Наследство | страница 52



Зоя поправила укладку косы на затылке, распрямилась.

— Как секретарь парторганизации, я пришла вам сказать: поезжайте поскорее в область, берите направление, потом в райздрав, а потом в райком. Дрожжина, секретарь, уже звонила и спрашивала: что, говорит, у вас за партизанка объявилась?

— Так и сказала — партизанка?

— Так. А ведь похоже.

— Пожалуй…

— И без зарплаты скоро останемся. Хорошо, есть чеки, еще Михаил Клавдиевич подписал.

— Да, я об этом и не подумала. Надо ехать в Новоград.

Едва они закончили разговор, вбежала Лизка Скочилова, выпалила, как с перепугу:

— Долгушина собралась уходить!

— Уходить? Как это уходить?

— Муж ей одежду привез… Ну, она оделась…

— Что за шутки, Лиза?

— Да никакие не шутки, Надежда Игнатьевна. Тут у нас такое бывает. Придешь на дежурство, а больной или больного и след простыл. Огороды приспели, страда, капусту рубить… А теперь вот сенокос.

— Позови мужа. Он еще здесь?

— Здесь.

Вскоре к окну кабинета главного врача, путаясь костылями в высокой траве, приковылял Долгушин.

— Заходи в кабинет, Алексей. Что же через окно поведем разговоры?

Инвалид нервничал: костыли его громко стучали в коридоре. Не успел он войти и сказать слова, как услышал тихое, но властное:

— А еще солдат-гвардеец!

Надя увидела, как руки Долгушина вытянулись вдоль костылей, а подбородок вскинулся. Ага, в нем еще жив солдат! Но тотчас он опомнился, сказал с укором:

— Надежда Игнатьевна, да вы что? Какой я солдат?

— Ты где был ранен? Под Харьковом? Так… Тебя кто вынес с поля боя? Санитар? Ах, земляк! Если бы не вынес, каюк бы тебе. Так? А ты вот бойца бросаешь на поле боя. Непонятно, какого бойца? Жену свою, Дарью. Увезти ее домой — все равно что бросить под огнем врага раненого друга. Она еще не окрепла, рана еще не закрылась, а ты ее домой.

— Надежда Игнатьевна… Да разве в войну в таком виде работали? На карачках ползали, а она благодаря вас все же встала. Хоть ребят будет дозирать. Совсем оголодали, малые.

— Ты солдат, Долгушин!
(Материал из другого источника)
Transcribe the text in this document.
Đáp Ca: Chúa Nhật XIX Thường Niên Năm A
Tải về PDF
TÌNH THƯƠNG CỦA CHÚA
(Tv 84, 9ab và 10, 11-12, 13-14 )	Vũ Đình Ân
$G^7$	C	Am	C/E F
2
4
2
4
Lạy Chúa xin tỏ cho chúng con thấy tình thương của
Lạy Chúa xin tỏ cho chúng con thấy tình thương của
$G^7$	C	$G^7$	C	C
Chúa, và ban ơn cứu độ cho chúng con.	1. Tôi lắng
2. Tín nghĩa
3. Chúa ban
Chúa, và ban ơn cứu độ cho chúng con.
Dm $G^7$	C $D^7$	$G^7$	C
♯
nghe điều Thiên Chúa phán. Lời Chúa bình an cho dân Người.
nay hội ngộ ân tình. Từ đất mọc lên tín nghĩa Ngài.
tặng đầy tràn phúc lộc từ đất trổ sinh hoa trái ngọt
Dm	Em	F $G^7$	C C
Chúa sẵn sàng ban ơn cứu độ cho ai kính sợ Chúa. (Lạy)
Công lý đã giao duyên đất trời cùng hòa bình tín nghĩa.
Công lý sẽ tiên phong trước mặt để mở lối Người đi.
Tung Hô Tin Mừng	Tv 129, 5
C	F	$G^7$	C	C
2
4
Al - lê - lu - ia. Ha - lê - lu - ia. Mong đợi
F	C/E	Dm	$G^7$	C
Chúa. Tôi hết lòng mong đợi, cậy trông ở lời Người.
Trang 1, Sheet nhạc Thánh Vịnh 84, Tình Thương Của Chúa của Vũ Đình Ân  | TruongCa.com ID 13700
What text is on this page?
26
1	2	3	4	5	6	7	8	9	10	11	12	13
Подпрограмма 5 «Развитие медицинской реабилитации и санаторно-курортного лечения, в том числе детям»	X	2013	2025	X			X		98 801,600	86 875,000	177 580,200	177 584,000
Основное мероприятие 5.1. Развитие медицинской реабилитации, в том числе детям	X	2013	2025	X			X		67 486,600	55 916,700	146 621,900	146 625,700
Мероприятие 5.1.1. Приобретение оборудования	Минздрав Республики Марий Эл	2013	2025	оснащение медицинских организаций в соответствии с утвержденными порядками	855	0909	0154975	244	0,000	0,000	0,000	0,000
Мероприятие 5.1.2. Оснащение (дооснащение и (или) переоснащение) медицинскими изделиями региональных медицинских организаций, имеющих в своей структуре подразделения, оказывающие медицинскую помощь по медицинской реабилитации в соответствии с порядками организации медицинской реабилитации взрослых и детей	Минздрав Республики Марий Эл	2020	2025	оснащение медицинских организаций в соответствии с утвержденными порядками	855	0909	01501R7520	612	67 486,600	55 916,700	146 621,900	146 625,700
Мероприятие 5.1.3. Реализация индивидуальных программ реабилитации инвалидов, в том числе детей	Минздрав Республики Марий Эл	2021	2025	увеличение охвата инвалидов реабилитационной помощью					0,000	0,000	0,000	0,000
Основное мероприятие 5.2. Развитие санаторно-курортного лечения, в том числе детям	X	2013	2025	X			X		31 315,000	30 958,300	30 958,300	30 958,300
А солдат должен все понимать с полуслова.

— Какой я солдат! — опять отмахнулся Долгушин.

— Ты солдат и никогда, никогда не перестанешь им быть, как и я никогда не перестану быть военным врачом. К твоему сведению, я майор медицинской службы…

— Надежда Игнатьевна…

— Всё, Долгушин! А если по-человечески, ты меня обидел.

— Надежда Игнатьевна, да я скорее последнюю ногу заложу, чем вас обижу. Да вы не знаете…

— Тогда иди! И больше здесь не бесчинствуй.

— Обещаю… — после молчания проговорил Долгушин. — Хотя, поверьте, Надежда Игнатьевна, дома ей покойней было бы, при семье. Здесь она только мается.